Despite their distance from the market, people of the Western Arctic have learned to watch the global oil-and-gas industry, and they worry.

Immense supplies of shale gas have been found in the past couple of years in Texas, Louisiana and New York, deposits that are easier to develop; imports of liquefied natural gas from offshore fields are increasing; natural-gas prices are so low that easier-to-tap conventional gas in Alberta is on the sidelines; the rival Alaska pipeline is gaining momentum and big U.S. government handouts.

They also worry that the minority federal government, which was so quick to salvage the Ontario-based auto industry, will keep dragging its feet in the North because there is little political upside.

“We have one Member of Parliament, and he is NDP,” said Mr. Hagen. “We are not high on their priority list.”

So, leaders are talking up the pipeline as a national stimulus project because many jobs would go to Ontarians and Albertans, and it’s key to maintaining Arctic sovereignty and delivering clean energy.

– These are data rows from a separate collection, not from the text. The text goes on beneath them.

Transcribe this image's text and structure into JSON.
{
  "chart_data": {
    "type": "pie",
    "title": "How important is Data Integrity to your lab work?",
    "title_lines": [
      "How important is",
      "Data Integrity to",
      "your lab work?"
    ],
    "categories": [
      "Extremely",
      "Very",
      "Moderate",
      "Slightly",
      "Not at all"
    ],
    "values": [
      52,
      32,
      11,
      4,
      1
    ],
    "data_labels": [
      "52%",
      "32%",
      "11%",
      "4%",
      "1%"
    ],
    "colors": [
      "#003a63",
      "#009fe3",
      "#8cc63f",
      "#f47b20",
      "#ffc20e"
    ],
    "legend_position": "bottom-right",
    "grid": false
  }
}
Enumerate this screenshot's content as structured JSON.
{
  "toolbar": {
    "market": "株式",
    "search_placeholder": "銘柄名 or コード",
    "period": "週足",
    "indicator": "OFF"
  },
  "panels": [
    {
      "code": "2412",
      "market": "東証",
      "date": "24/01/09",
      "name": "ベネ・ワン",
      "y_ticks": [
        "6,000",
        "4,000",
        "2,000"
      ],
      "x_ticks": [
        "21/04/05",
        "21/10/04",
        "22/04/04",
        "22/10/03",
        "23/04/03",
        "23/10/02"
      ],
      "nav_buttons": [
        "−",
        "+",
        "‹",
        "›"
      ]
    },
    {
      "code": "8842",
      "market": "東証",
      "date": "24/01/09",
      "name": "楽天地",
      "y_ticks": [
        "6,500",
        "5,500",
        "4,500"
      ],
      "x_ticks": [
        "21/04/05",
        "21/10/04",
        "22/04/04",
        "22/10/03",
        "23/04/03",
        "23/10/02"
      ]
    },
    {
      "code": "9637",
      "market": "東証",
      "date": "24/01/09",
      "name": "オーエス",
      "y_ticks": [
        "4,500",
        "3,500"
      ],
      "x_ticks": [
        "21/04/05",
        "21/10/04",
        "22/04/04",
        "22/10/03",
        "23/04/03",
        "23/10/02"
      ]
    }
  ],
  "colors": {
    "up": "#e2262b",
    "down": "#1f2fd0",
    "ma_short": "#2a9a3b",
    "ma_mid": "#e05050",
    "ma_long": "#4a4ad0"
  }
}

They also point out costs have likely declined from the last $16.2-billion price estimate because of the economic downturn.

“We could build low and sell high,” proposes the Premier. “If we wait too long, we risk losing the best stimulus that we could ever hope for.”

There is little else on the horizon for this region in the tundra, covered in ice most of the year and almost exclusively dependent on government employment.

No more onshore exploration work is planned. Oil exploration in the deep waters of the Beaufort Sea by Imperial Oil, with Exxon and BP PLC, is seen as unlikely to generate major spinoff benefits. Tourism driven by sports hunting has died down with the recession.

Fred Carmichael, the Gwych’in leader who helped get the pipeline off the ground early in this decade and is now the chairman of the APG, said the pipeline needs to go ahead.

Many lessons have been learned in the past 10 years, he said. “Not only have the aboriginal people learned the importance of oil and gas, but the oil industry has learned the importance of the land and of the environment. And we have learned to work together in co-operation to ensure we can do this type of development with [mutual] respect.

“You will never see a joint review panel again,” he promises.